Just to recap, Google now puts their AI Overview results at the top of every Google search page, and the head of Google is telling us to double check everything the AI Overview says. Sundar Pichai is worth an estimated $1.1 billion (but that’s according to AI Overview, so double check it!). I can make an equally if not more artful nonsensical statement — where are my billions?!! Like I’ve been grumbling all along, AI is a “solution” to a human-made, ultimately unnecessary problem. It’s just that the “problem” is sweat equity, good old-fashioned labor and research. In the context of Pichai’s statements here, not only is AI stealing human work for its training, but it’s also so unreliable and inconsistent that humans still have to look elsewhere to fact-check what it says. What kind of a shortcut is that, I ask you! Also, I love how Pichai basically cuts to the chase at the end, saying all the tech giants are just rushing to get competitive products out, that’s why they’re floundering on the whole truth/accuracy side of things. For what it’s worth, after typing in your search on Google, you can click on the “Web” tab and it removes the AI results. I picked up that and other helpful AI-deactivation tips from Consumer Reports.

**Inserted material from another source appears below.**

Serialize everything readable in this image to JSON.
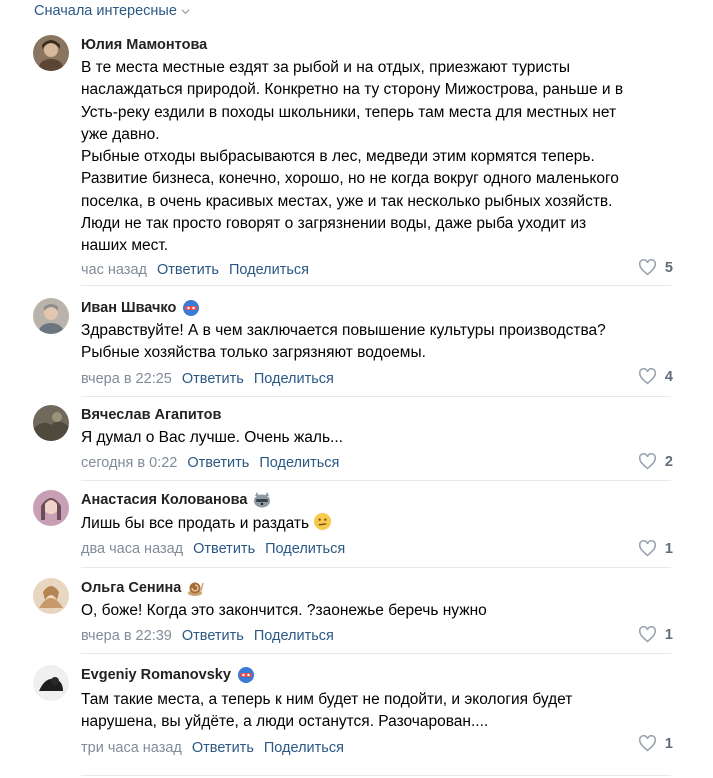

photos credit: Pawel Supernak/PAP/Avalon, Xavier Collin/Image Press Agency/Avalon, Getty











I’ve been listening to a lot of speeches about AI at my job recently. One thing all of the speakers have said repeatedly is that you have to teach AI, you have to continually feed it accurate information or it doesn’t work. It’s also case and space sensitive. I think a lot of people are about to mess up their businesses because they don’t understand how AI works. You still need humans to teach it.
So if humans have to continually teach AI to be correct then what’s the point of AI.
Great question, @SusanCollins! And yet AI is “inevitable”.
Another great post. Thank you for addressing the multi-faceted concerns that people *should* have about AI. So many people have jumped on the AI bandwagon without understanding or even considering the very real costs and risks associated with it. Kismet and Celebitchy, I want you to know how deeply I appreciate your coverage of AI and tech issues!